Чуть постояв у чумного столба и насладившись ароматами пробудившегося в выходной день города, Грейс направилась к любимому кафе, которое было таковым лишь из-за того, что окнами выходило на сквер. Там всегда было тихо, прохладно и немноголюдно.
Грейс никогда не опаздывала. Она принципиально не соглашалась с тем, что у опоздания могут быть оправдания, и всегда приезжала минута в минуту. По Грейс можно было сверять часы. Но Руби так не думала и пришла через десять минут после того, как Грейс уже неторопливо сняла верхнюю одежду, заняла любимый столик в углу у окна, сделала заказ и полюбовалась золотисто-оранжевым сиянием, в котором Ластвилль казался сказкой.
Руби всегда извинялась за опоздания, но никогда не переставала опаздывать. И в этот раз она, скинув куртку и усевшись напротив, выпалила извинения и поскорее заказала себе кофе и сэндвич.
Руби долго приводила себя в порядок, говорила какие-то бессвязные вещи. Она была взмыленная, расстроенная, собранная и развалившаяся одновременно. Явно не спешила на встречу, но выглядела так, словно бежала со всех ног. Грейс знала и не тревожила ее до тех пор, пока Руби сама не решила ответить. Это случилось после того, как принесли заказ.
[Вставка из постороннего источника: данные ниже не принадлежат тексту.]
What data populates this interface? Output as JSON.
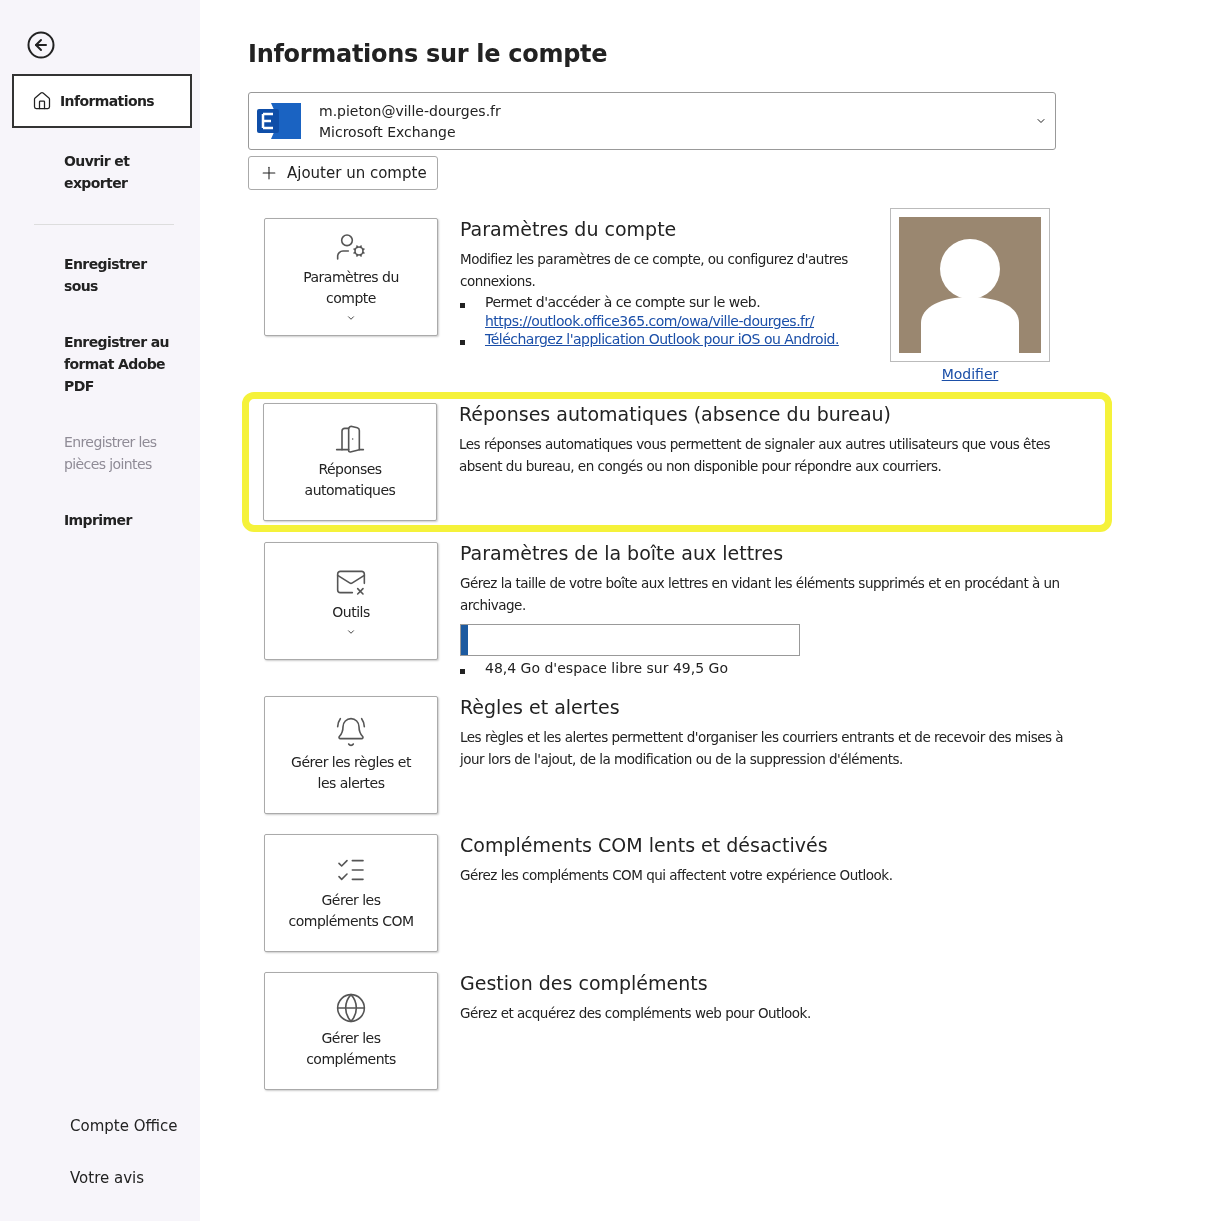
{
  "sidebar": {
    "items": [
      {
        "label": "Informations",
        "selected": true,
        "disabled": false
      },
      {
        "label": "Ouvrir et exporter",
        "selected": false,
        "disabled": false
      },
      {
        "label": "Enregistrer sous",
        "selected": false,
        "disabled": false
      },
      {
        "label": "Enregistrer au format Adobe PDF",
        "selected": false,
        "disabled": false
      },
      {
        "label": "Enregistrer les pièces jointes",
        "selected": false,
        "disabled": true
      },
      {
        "label": "Imprimer",
        "selected": false,
        "disabled": false
      }
    ],
    "footer_items": [
      "Compte Office",
      "Votre avis"
    ]
  },
  "title": "Informations sur le compte",
  "account": {
    "email": "m.pieton@ville-dourges.fr",
    "type": "Microsoft Exchange"
  },
  "add_account_button": "Ajouter un compte",
  "sections": [
    {
      "kind": "account",
      "highlighted": false,
      "tile": {
        "label": "Paramètres du compte",
        "caret": true
      },
      "heading": "Paramètres du compte",
      "description": "Modifiez les paramètres de ce compte, ou configurez d'autres connexions.",
      "bullets": [
        {
          "text": "Permet d'accéder à ce compte sur le web.",
          "link": "https://outlook.office365.com/owa/ville-dourges.fr/"
        },
        {
          "link": "Téléchargez l'application Outlook pour iOS ou Android."
        }
      ],
      "photo_link": "Modifier"
    },
    {
      "kind": "plain",
      "highlighted": true,
      "tile": {
        "label": "Réponses automatiques",
        "caret": false
      },
      "heading": "Réponses automatiques (absence du bureau)",
      "description": "Les réponses automatiques vous permettent de signaler aux autres utilisateurs que vous êtes absent du bureau, en congés ou non disponible pour répondre aux courriers."
    },
    {
      "kind": "mailbox",
      "highlighted": false,
      "tile": {
        "label": "Outils",
        "caret": true
      },
      "heading": "Paramètres de la boîte aux lettres",
      "description": "Gérez la taille de votre boîte aux lettres en vidant les éléments supprimés et en procédant à un archivage.",
      "level": 0.02,
      "usage": "48,4 Go d'espace libre sur 49,5 Go"
    },
    {
      "kind": "plain",
      "highlighted": false,
      "tile": {
        "label": "Gérer les règles et les alertes",
        "caret": false
      },
      "heading": "Règles et alertes",
      "description": "Les règles et les alertes permettent d'organiser les courriers entrants et de recevoir des mises à jour lors de l'ajout, de la modification ou de la suppression d'éléments."
    },
    {
      "kind": "plain",
      "highlighted": false,
      "tile": {
        "label": "Gérer les compléments COM",
        "caret": false
      },
      "heading": "Compléments COM lents et désactivés",
      "description": "Gérez les compléments COM qui affectent votre expérience Outlook."
    },
    {
      "kind": "plain",
      "highlighted": false,
      "tile": {
        "label": "Gérer les compléments",
        "caret": false
      },
      "heading": "Gestion des compléments",
      "description": "Gérez et acquérez des compléments web pour Outlook."
    }
  ]
}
– Шеннон доведет меня! – первым делом сообщила Руби и вгрызлась в сэндвич с лососем.
– Это почему? – поинтересовалась Грейс и сделала глоток кофе.
– Будто бы причин мало! Послал же Господь парня! – воскликнула было Руби, но осеклась. – Или Осборн доведет! Или один, или другой! Или оба! – продолжила Руби и откусила еще кусочек сэндвича.
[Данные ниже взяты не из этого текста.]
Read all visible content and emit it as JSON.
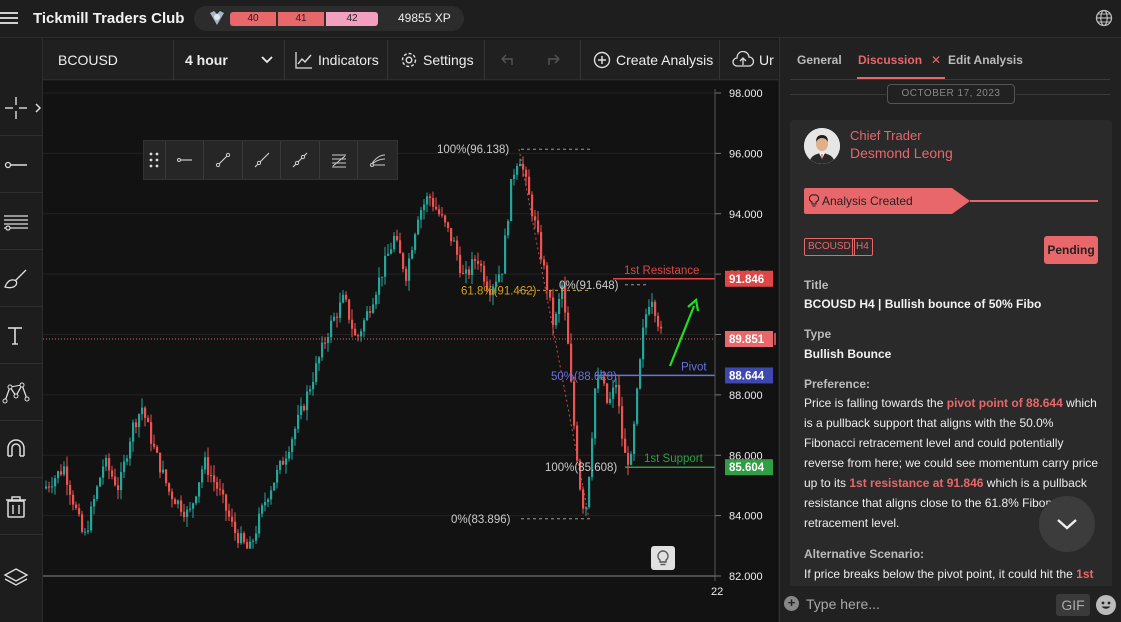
{
  "app": {
    "title": "Tickmill Traders Club",
    "xp": {
      "seg1": "40",
      "seg2": "41",
      "seg3": "42",
      "value": "49855 XP"
    }
  },
  "toolbar": {
    "symbol": "BCOUSD",
    "timeframe": "4 hour",
    "indicators": "Indicators",
    "settings": "Settings",
    "create_analysis": "Create Analysis",
    "upload": "Ur"
  },
  "chart_data": {
    "type": "candlestick",
    "symbol": "BCOUSD",
    "timeframe": "4 hour",
    "y_ticks": [
      "98.000",
      "96.000",
      "94.000",
      "92.000",
      "90.000",
      "88.000",
      "86.000",
      "84.000",
      "82.000"
    ],
    "ylim": [
      82,
      98
    ],
    "x_ticks": [
      "22"
    ],
    "last_price": "89.851",
    "price_labels": [
      {
        "text": "91.846",
        "value": 91.846,
        "color": "#e04646"
      },
      {
        "text": "89.851",
        "value": 89.851,
        "color": "#e8676a"
      },
      {
        "text": "88.644",
        "value": 88.644,
        "color": "#3e49b0"
      },
      {
        "text": "85.604",
        "value": 85.604,
        "color": "#2f9e44"
      }
    ],
    "fib_primary": [
      {
        "text": "100%(96.138)",
        "value": 96.138
      },
      {
        "text": "61.8%(91.462)",
        "value": 91.462
      },
      {
        "text": "0%(83.896)",
        "value": 83.896
      }
    ],
    "fib_secondary": [
      {
        "text": "0%(91.648)",
        "value": 91.648
      },
      {
        "text": "50%(88.628)",
        "value": 88.628
      },
      {
        "text": "100%(85.608)",
        "value": 85.608
      }
    ],
    "levels": [
      {
        "name": "1st Resistance",
        "value": 91.846,
        "color": "#e04646"
      },
      {
        "name": "Pivot",
        "value": 88.644,
        "color": "#6a72e0"
      },
      {
        "name": "1st Support",
        "value": 85.604,
        "color": "#2f9e44"
      }
    ],
    "bull_color": "#26a69a",
    "bear_color": "#ef5350"
  },
  "panel": {
    "tabs": [
      "General",
      "Discussion",
      "Edit Analysis"
    ],
    "active_tab": "Discussion",
    "date": "OCTOBER 17, 2023",
    "post": {
      "role": "Chief Trader",
      "author": "Desmond Leong",
      "status_banner": "Analysis Created",
      "tags": [
        "BCOUSD",
        "H4"
      ],
      "badge": "Pending",
      "title_label": "Title",
      "title": "BCOUSD H4 | Bullish bounce of 50% Fibo",
      "type_label": "Type",
      "type": "Bullish Bounce",
      "preference_label": "Preference:",
      "preference": {
        "p1": "Price is falling towards the ",
        "h1": "pivot point of 88.644",
        "p2": " which is a pullback support that aligns with the 50.0% Fibonacci retracement level and could potentially reverse from here; we could see momentum carry price up to its ",
        "h2": "1st resistance at 91.846",
        "p3": " which is a pullback resistance that aligns close to the 61.8% Fibonacci retracement level."
      },
      "alt_label": "Alternative Scenario:",
      "alt": {
        "p1": "If price breaks below the pivot point, it could hit the ",
        "h1": "1st"
      }
    },
    "chat_placeholder": "Type here...",
    "gif_label": "GIF"
  }
}
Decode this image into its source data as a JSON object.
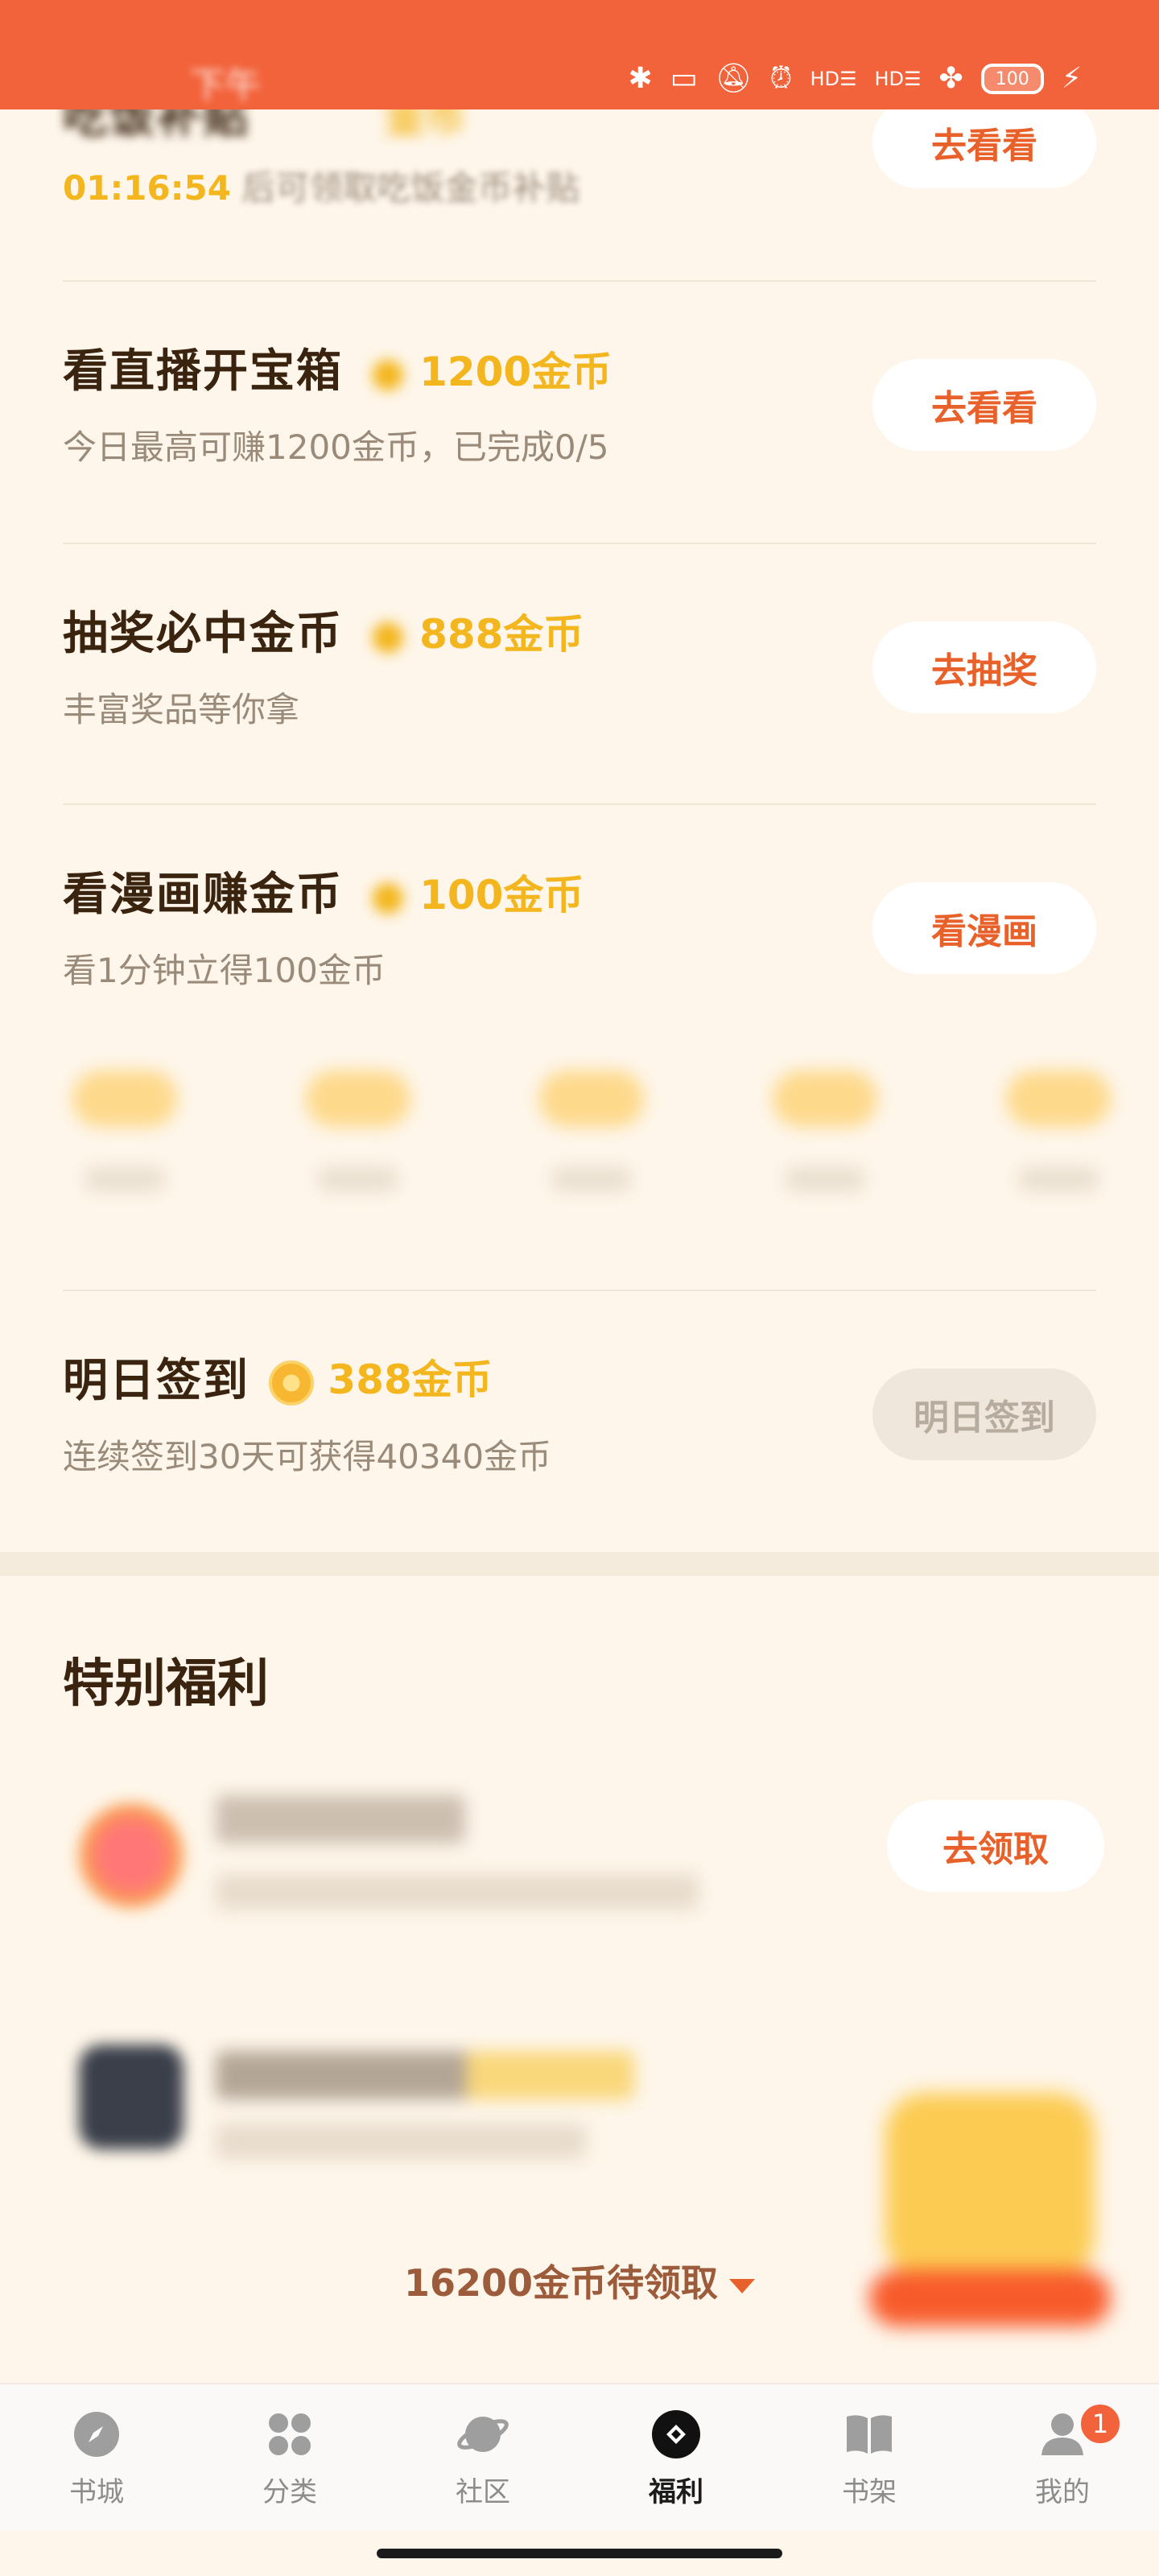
{
  "status_bar": {
    "time": "下午",
    "battery": "100",
    "icons": [
      "bluetooth-icon",
      "vibrate-icon",
      "mute-icon",
      "alarm-icon",
      "hd-signal-icon",
      "hd-signal-icon",
      "pinwheel-icon",
      "battery-icon",
      "charging-icon"
    ]
  },
  "tasks": [
    {
      "title": "吃饭补贴",
      "reward": "金币",
      "time": "01:16:54",
      "sub": "后可领取吃饭金币补贴",
      "button": "去看看"
    },
    {
      "title": "看直播开宝箱",
      "reward": "1200金币",
      "sub": "今日最高可赚1200金币，已完成0/5",
      "button": "去看看"
    },
    {
      "title": "抽奖必中金币",
      "reward": "888金币",
      "sub": "丰富奖品等你拿",
      "button": "去抽奖"
    },
    {
      "title": "看漫画赚金币",
      "reward": "100金币",
      "sub": "看1分钟立得100金币",
      "button": "看漫画"
    },
    {
      "title": "明日签到",
      "reward": "388金币",
      "sub": "连续签到30天可获得40340金币",
      "button": "明日签到"
    }
  ],
  "special": {
    "title": "特别福利",
    "item_button": "去领取"
  },
  "pending": "16200金币待领取",
  "nav": [
    {
      "label": "书城",
      "icon": "compass-icon"
    },
    {
      "label": "分类",
      "icon": "category-icon"
    },
    {
      "label": "社区",
      "icon": "planet-icon"
    },
    {
      "label": "福利",
      "icon": "welfare-icon"
    },
    {
      "label": "书架",
      "icon": "book-icon"
    },
    {
      "label": "我的",
      "icon": "profile-icon",
      "badge": "1"
    }
  ],
  "colors": {
    "accent": "#F2633B",
    "coin": "#F3B61E",
    "background": "#FEF6EA"
  }
}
– А Осборн чем доведет? – спросила Грейс.
– Будто ты не знаешь!
– Не представляю.
– Своим эго раздутым, вот чем!
– Эго? – Грейс улыбнулась.
– Конечно! А чем еще?
– Не замечала за ним никаких происков эго.
– Не замечала? Да конечно ты не замечала! К тебе-то его эго не имеет отношения. Это он к другим как к дерьму относится! Боже, прости за такие слова!
Грейс спрятала улыбку.
– Ну, Руби, ты просто расстроена. Выпей, поешь, успокойся.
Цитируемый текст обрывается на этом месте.